Coconut Curried Butternut Squash Soup:
· 3 lb butternut squash (or substitute with acorn squash, delicata squash, pumpkin, etc.)
· 2 large leeks, chopped
· 2 apples, peeled and halved
· 2 large cloves garlic, minced
· 3 cups vegetable stock
· 1 can coconut milk
· 2 teaspoons curry powder
· 1 inch diced ginger
· 1/4 teaspoon cayenne pepper
· salt and pepper to taste
· 3 tbsp butter
· ½ cup chopped cilantro
· 1 cup Greek yogurt
· 1 tbsp vegetable oil
Preheat oven to 400 degrees. Slice the squash in half and scoop out the seeds and pulp with a spoon. Save for another use or discard. Spread about 1 tablespoon vegetable oil on the bottom of a roasting tray and place the squash halves cut side-down on the tray. Cut the apples and place them face down as well. Roast for about 30 minutes, or until the flesh feels soft when poked and it has shrunken away from the skins a bit. Flip over and let cool. Once cool enough to handle, scoop out all the flesh and reserve in a bowl.

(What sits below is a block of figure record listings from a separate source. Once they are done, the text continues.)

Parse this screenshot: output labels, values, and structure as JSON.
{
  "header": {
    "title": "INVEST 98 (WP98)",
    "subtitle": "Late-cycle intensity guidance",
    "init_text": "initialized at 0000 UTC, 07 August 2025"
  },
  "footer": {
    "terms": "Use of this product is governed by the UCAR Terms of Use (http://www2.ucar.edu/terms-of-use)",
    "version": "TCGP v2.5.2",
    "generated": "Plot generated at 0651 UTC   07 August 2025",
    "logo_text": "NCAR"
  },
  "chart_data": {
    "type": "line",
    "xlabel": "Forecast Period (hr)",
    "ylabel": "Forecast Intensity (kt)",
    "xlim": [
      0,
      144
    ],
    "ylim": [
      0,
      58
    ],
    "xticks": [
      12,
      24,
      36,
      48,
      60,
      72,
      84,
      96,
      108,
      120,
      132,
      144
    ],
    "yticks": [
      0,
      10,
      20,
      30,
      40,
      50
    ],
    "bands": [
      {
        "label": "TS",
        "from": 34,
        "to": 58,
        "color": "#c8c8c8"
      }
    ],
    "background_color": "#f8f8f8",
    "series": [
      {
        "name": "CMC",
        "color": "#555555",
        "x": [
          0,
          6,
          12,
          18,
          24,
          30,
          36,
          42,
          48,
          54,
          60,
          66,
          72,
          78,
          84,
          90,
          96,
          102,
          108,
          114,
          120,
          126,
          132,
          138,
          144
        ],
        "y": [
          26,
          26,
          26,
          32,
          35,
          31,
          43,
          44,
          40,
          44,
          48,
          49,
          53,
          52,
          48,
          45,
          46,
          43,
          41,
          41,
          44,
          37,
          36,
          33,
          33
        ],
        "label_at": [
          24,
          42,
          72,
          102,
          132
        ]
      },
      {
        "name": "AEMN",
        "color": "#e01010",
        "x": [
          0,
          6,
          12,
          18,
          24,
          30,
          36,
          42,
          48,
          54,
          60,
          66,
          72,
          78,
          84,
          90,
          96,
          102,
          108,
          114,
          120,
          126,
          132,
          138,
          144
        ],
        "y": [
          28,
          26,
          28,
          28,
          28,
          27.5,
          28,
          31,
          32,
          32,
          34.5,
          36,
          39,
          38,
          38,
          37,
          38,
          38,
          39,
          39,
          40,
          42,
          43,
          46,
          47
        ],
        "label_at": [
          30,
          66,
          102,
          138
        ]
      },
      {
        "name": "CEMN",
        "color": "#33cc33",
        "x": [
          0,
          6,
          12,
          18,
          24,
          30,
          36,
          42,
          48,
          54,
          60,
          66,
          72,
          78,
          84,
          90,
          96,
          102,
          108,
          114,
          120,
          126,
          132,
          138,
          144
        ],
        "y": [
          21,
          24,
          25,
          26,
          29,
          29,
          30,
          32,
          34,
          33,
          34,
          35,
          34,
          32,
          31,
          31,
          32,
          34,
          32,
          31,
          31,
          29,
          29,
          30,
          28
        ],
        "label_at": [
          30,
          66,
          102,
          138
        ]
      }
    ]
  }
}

Meanwhile, heat a heavy-bottomed pot with the butter and sweat the leeks and garlic over medium-low heat. Season with salt and pepper and cook until translucent, about 8 minutes, stirring occasionally. Add the curry powder, ginger, optional cayenne, and cook, stirring occasionally, another 4-5 minutes. Add the roasted squash, apples, coconut milk and vegetable stock. Stir to combine thoroughly and bring just to a boil. Reduce heat to a simmer and cook, covered, for about 20 minutes or so. Add the cilantro and using an emulsifier, puree the soup to a smooth consistency (this can also be done by transferring the soup in batches to a food processor or blender). Taste for seasoning. Add additional stock or coconut milk if it’s too thick to your liking. Once the soup is to preferred taste and consistency, serve with a dollop of Greek yogurt and cilantro for a garnish. Enjoy!
5 pounds green cabbage, shredded
3 tablespoons pickling salt
1 tablespoon juniper berries (optional)
2 teaspoons caraway seeds (optional)
1 quart water, in a sanitized glass jar
In large mixing bowl, mix cabbage thoroughly with salt, juniper berries, and caraway seeds, using hands or tongs. If using your hands, make sure that they are very clean prior to mixing. Let stand for 10 minutes.
Pack cabbage mixture down into a large plastic food container. Top with a lid smaller than the opening of the container and place a glass jar filled with the quart of water on top of the lid. Place in cool area overnight (65 to 70 degrees F). In a day, the cabbage should have given up enough liquid to be completely submerged. The jar serves as a weight to keep the cabbage submerged and away from air.
Check cabbage every other day for approximately 2 weeks and skim the surface of scum, if necessary. Let stand for 4 weeks. Transfer to an airtight container and store in the refrigerator for up to 6 months.